Could people be screened passively for early detection and prevention of osteoporosis via an automated review of their existing imaging test results and medical records?
That is the aim of a collaboration between Israeli AI startup Zebra Medical Vision and Scottish digital transformation consultancy Storm ID.
Osteoporosis, a condition causing weak and brittle bones, is a major public health concern. Fragility fractures — not related to high-impact trauma — are the major complication of this underdiagnosed and undertreated condition, especially for the aging population.
The two entities won a UK-Israel research and development competition with their proposal for a machine learning/artificial intelligence system that can identify people at risk of fractures by analysis of medical imaging data such as CTs, plus information in patient records.
An international, multidisciplinary team of clinicians, data scientists and computer scientists will work together for two years, based at NHS Greater Glasgow and Clyde (Scotland) and Assuta Medical Centers (Israel).
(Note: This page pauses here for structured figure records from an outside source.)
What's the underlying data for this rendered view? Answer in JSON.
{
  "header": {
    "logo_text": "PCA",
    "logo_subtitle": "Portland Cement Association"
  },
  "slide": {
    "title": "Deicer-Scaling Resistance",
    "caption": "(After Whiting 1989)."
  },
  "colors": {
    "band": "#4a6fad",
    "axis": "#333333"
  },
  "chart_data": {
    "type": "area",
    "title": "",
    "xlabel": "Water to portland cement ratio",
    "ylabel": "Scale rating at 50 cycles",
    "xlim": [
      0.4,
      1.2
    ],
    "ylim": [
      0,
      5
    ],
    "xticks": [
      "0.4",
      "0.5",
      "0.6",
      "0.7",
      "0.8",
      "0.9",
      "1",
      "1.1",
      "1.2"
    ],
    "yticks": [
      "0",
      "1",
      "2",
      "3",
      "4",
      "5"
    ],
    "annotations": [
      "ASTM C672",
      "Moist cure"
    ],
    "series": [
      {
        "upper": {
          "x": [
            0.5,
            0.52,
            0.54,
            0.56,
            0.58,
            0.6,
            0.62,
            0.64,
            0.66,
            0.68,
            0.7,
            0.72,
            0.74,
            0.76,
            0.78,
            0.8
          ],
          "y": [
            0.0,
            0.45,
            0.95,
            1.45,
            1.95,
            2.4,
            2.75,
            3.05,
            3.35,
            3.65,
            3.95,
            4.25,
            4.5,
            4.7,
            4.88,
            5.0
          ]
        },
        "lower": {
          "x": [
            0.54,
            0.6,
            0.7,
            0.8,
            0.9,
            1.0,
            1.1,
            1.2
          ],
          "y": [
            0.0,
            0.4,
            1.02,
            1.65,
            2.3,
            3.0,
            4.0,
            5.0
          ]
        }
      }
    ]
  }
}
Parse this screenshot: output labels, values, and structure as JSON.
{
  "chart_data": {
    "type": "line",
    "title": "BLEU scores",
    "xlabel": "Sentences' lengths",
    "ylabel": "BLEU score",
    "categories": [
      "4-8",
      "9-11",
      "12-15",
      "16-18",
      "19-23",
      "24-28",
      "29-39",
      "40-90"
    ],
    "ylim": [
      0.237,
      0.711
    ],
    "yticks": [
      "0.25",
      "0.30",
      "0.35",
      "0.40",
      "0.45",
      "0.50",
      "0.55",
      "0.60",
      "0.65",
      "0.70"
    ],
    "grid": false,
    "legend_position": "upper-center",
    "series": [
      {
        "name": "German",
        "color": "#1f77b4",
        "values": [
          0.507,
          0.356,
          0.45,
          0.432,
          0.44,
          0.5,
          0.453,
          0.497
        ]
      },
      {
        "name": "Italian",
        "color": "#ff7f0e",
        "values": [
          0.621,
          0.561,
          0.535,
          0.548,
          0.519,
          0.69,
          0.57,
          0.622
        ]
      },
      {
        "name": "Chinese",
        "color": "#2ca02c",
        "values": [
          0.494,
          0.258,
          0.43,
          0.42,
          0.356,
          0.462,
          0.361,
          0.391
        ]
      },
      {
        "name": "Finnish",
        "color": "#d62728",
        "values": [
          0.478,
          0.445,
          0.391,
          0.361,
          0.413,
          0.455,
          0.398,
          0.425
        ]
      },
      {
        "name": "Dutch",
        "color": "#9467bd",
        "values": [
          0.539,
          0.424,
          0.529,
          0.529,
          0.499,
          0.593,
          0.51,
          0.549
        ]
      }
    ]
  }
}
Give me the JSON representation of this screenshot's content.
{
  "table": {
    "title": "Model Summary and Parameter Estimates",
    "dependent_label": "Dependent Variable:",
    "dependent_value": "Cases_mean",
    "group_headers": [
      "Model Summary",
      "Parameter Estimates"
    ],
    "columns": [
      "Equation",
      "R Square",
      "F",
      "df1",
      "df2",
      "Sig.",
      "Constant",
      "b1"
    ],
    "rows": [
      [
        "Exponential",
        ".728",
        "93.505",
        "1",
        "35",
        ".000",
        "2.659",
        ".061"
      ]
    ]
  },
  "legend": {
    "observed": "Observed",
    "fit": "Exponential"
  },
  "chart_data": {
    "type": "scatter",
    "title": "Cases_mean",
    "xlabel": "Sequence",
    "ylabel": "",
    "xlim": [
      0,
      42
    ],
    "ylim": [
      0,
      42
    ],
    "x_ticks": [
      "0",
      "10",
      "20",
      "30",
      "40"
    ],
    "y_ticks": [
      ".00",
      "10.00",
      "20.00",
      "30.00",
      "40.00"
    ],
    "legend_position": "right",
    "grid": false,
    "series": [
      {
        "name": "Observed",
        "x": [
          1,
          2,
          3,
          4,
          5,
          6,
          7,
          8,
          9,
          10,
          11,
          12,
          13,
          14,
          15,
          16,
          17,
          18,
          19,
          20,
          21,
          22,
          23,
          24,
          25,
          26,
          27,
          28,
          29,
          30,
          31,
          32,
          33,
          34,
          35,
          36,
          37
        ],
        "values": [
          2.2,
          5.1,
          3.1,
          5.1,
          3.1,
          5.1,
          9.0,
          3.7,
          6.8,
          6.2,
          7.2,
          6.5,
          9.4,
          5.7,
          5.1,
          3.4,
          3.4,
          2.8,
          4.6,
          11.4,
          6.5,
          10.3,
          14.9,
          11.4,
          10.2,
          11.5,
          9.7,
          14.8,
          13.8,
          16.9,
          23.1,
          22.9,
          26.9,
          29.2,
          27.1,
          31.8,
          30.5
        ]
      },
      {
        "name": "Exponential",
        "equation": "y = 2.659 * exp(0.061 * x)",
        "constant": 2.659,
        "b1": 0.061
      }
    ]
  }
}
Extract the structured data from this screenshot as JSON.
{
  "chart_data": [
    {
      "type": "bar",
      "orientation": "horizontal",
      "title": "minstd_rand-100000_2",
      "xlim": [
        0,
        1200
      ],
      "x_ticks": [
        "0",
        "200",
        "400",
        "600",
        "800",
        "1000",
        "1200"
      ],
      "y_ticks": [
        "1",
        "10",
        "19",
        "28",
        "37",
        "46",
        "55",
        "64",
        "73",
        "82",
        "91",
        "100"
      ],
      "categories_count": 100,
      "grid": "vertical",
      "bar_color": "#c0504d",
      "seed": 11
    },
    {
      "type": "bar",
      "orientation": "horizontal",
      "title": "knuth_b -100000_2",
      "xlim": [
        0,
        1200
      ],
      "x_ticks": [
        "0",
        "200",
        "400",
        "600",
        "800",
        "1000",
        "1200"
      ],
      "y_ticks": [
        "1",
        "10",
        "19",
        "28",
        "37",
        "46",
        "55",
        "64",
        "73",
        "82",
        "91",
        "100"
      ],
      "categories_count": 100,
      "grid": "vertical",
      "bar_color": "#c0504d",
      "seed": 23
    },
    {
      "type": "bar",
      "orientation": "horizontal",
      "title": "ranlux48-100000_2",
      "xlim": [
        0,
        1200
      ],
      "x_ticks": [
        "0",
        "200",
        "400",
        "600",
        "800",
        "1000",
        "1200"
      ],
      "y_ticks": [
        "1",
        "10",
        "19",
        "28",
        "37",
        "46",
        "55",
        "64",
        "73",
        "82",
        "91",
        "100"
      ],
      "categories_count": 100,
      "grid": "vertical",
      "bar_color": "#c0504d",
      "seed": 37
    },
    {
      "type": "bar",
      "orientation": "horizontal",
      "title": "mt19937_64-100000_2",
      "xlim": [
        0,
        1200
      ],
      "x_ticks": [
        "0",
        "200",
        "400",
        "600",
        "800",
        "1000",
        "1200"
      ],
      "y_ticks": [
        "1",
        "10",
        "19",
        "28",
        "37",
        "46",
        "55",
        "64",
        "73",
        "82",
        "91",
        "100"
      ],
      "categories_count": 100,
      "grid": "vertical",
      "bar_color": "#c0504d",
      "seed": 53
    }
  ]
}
Dr. Michal Guindy, head of imaging and innovation at Assuta, noted that more than 200,000 CTs are done at Assuta hospitals annually. “It is exciting to think that we can play a significant role in early detection of osteoporosis. By analyzing studies that were done for other clinical indications, we can help prevent fractures and contribute to solving a public health challenge of growing concern.”
The project is co-funded in part by the two countries under the EUREKA framework to foster industrial research collaboration between the UK and Israel.
Storm ID Director Paul McGinness said: “By predicting ahead of time the potential risk of bone fracture, we can intervene earlier to treat and manage the risk, which is better for the patient and for the health system.”